O país sempre foi um país de muito dirigismo estatal e com o Estado tomando decisões de cima para baixo, com pouca participação da população. Obviamente, após a democratização, vários avanços de inclusão ocorreram, o país não quer retrocesso nisso. Tampouco parecem desejar a volta aos regimes autoritários. A eleição foi ganha pelo nanico PSL porque a voz do brasileiro médio estava sendo pouco ouvida, uma voz que apresenta ceticismo em relação às mesmas soluções adotadas durante anos. Setores de esquerda e centro-esquerda hegemônicos sempre despejaram críticas rancorosas à inciativa privada, ao comércio, e advogavam por serviços públicos que visivelmente não funcionam pelo preço que custam à sociedade. Ao mesmo tempo em que o Estado e empreiteiras se unem para fazer um esquema fraudulento de manutenção do poder. Intelectuais falharam e continuam falhando fragorosamente em perceber isso, e os "ignorantes" precisam desejar sair dessa condição de argumentos rasteiros e pegadinhas do tipo "te peguei". Vamos precisar muito mais do que isso para encontrar as soluções que o país precisa.
3 comentários:
Belo texto. Boa comparação.
O problema das pessoas não é um Partido. Essa é só mais uma das coisas que elas amam odiar.

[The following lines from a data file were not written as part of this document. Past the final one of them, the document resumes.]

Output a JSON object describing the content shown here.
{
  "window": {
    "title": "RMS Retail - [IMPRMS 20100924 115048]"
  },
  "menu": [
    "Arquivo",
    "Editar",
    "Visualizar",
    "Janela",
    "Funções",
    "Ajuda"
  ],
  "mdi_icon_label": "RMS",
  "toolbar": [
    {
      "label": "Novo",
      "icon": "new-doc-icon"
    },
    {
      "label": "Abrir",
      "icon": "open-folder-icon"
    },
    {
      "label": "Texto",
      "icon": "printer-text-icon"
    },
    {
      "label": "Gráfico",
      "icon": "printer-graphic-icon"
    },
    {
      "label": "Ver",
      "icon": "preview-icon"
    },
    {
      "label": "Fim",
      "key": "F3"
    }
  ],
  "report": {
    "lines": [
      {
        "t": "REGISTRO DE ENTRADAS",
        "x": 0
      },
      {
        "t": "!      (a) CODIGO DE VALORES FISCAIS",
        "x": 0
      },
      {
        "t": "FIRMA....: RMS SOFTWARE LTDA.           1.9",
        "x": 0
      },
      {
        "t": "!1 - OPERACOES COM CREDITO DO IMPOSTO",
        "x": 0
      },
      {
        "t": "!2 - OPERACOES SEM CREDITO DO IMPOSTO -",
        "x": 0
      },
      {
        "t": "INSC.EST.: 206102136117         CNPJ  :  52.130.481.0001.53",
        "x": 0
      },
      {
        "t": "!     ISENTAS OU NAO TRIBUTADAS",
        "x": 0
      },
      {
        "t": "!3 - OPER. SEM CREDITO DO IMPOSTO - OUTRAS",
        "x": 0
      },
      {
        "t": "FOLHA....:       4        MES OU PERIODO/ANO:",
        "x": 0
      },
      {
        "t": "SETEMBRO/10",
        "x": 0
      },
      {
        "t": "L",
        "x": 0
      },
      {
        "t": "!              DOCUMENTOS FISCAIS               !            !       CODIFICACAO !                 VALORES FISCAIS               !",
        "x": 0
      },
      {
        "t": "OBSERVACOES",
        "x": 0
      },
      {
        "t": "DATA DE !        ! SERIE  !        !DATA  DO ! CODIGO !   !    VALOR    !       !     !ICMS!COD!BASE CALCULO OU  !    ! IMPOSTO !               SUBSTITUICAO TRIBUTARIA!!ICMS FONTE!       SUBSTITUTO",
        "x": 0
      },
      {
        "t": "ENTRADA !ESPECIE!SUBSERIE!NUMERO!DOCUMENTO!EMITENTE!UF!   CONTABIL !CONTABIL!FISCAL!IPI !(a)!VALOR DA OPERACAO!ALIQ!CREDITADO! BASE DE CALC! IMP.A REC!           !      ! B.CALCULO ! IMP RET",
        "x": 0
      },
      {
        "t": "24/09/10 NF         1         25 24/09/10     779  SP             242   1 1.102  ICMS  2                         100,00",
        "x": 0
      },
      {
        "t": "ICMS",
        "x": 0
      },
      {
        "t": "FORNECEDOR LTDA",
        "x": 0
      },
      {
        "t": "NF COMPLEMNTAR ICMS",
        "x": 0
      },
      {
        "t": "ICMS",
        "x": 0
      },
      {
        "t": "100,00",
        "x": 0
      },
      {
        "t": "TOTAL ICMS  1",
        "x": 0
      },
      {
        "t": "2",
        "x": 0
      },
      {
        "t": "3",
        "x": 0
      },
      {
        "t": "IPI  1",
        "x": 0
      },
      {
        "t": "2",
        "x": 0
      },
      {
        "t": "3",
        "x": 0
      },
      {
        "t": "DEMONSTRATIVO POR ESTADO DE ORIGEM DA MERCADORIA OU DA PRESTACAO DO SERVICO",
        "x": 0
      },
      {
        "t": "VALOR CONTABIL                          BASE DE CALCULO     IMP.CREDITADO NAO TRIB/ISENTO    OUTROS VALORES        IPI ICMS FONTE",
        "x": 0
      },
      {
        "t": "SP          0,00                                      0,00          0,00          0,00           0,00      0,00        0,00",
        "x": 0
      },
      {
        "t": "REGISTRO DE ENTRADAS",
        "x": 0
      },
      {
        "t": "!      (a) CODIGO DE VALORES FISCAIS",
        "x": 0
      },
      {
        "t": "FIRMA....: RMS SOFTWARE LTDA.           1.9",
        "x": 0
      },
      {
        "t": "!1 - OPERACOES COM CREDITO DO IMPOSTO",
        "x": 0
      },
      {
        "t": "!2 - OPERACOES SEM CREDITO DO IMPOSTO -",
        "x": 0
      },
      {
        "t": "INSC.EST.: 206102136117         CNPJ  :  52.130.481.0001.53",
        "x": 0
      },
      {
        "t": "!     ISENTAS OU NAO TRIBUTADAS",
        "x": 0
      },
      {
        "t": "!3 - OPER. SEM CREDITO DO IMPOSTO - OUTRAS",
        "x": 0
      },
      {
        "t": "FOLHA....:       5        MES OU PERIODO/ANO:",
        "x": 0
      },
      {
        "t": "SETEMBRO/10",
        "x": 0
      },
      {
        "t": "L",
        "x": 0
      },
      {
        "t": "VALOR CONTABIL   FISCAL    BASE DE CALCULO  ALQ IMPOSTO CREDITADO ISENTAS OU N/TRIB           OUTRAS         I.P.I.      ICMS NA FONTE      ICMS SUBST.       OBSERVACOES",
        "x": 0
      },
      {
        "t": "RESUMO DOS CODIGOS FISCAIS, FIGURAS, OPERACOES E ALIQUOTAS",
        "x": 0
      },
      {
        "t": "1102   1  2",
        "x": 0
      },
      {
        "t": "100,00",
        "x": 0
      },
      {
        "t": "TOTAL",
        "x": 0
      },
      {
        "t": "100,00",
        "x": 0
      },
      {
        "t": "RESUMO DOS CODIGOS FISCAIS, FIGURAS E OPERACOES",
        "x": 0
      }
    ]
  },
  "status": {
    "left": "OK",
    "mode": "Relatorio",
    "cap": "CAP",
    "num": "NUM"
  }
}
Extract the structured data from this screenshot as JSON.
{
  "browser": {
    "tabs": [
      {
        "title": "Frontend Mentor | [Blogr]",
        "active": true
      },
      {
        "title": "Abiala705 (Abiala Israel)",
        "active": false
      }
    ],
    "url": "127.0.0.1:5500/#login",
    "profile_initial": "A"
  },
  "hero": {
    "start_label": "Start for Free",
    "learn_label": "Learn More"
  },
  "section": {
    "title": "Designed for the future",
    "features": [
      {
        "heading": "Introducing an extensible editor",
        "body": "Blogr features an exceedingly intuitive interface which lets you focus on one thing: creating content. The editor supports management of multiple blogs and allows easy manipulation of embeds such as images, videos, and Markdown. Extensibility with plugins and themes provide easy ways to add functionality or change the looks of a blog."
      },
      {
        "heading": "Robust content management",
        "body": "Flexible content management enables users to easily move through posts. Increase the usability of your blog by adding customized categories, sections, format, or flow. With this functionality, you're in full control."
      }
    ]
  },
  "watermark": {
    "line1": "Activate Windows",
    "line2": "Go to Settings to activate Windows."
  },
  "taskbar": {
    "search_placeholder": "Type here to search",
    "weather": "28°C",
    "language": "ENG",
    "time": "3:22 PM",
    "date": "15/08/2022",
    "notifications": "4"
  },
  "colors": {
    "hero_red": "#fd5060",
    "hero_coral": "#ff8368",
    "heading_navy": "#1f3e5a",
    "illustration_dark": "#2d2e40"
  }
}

O problema das pessoas não é abominar a corrupção... Elas admitem tranquilamente uma corrupção seletiva. Tampouco sua dificuldade é com o medo da violência: apoiam mais armamento, mais ódio, mais guerra, pedem a volta da ditadura. Você não quer paz.
As pessoas querem odiar em paz.
Querem o fim dessa cultura do "mimimi", do "politicamente correto", do "hoje em dia não pode mais nada".

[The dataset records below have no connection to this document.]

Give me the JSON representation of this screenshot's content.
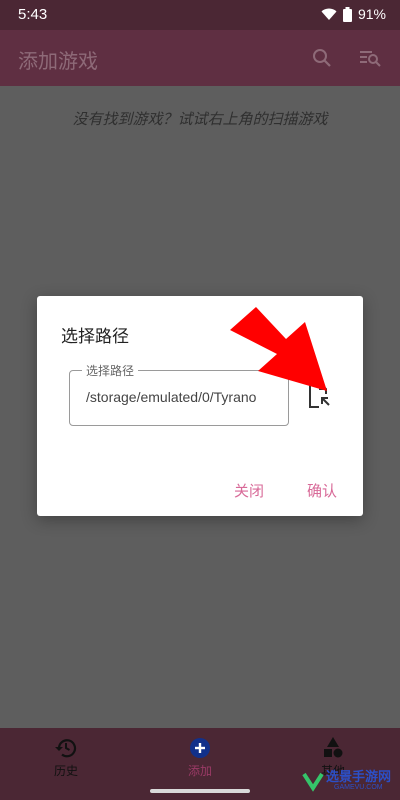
{
  "status_bar": {
    "time": "5:43",
    "battery": "91%"
  },
  "app_bar": {
    "title": "添加游戏"
  },
  "main": {
    "empty_message": "没有找到游戏？试试右上角的扫描游戏"
  },
  "dialog": {
    "title": "选择路径",
    "field_label": "选择路径",
    "field_value": "/storage/emulated/0/Tyrano",
    "close_label": "关闭",
    "confirm_label": "确认"
  },
  "bottom_nav": {
    "items": [
      {
        "label": "历史",
        "icon": "history-icon"
      },
      {
        "label": "添加",
        "icon": "add-circle-icon"
      },
      {
        "label": "其他",
        "icon": "shapes-icon"
      }
    ]
  },
  "watermark": {
    "text": "选景手游网",
    "sub": "GAMEVU.COM"
  },
  "colors": {
    "accent": "#d86a98",
    "app_bar": "#5f2f42",
    "annotation_arrow": "#ff0000"
  }
}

As pessoas odeiam pobre. Odeiam gay. Odeiam negro. Odeiam idosos e pessoas com deficiência. Odeiam grávidas e crianças. As pessoas querem poder queimar índios e escapar ilesas. Beber, dirigir, matar e só pagar uma fiança baixinha. Querem poder bater nos seus animais. Querem violentar e abusar de mulheres sem que ninguém meta a colher... mulher minha, mando eu. Querem destilar sua raiva, xingar, desrespeitar e chamar isso de "liberdade de expressão" ou de "brincadeira, mal entendido". Amam o estrangeiro branco europeu, mas o refugiado preto e pobre só traz doença e rouba emprego. Querem poder manter pensões vitalícias, passando geração a geração e dizer que quem recebe benefício social é vagabundo. Que quem está em situação de rua pode muito bem trabalhar, pede esmola porque é mais fácil. Querem receber auxílio moradia, ocupando imóvel funcional. Querem sonegar imposto, burlar a multa.
As pessoas não querem um Brasil melhor... Querem eleger um representante para as suas mazelas, alguém que lhes permita ser quem são.
Ninguem esta pedindo a essas pessoas para matar ou fazer isso, elas fazem por prazer, por que querem, então não adianta culpar governante ou presidente, cada um é responsavel por suas mazelas.
Não existe vítimas, deve ser respeitado o desejo de mudança e os votos que o elegeram e as pessoas que pensam diferente, e rezar pra que as coisas melhorem e não torcer para ter razão.
Temos os dois lados da história agora. O medo é o ódio que com essas eleicoes de 2018 passaram a caminhar lado a lado. infelizmente.
Bom texto!
Obrigado pelos comentários, Lia e Warlen.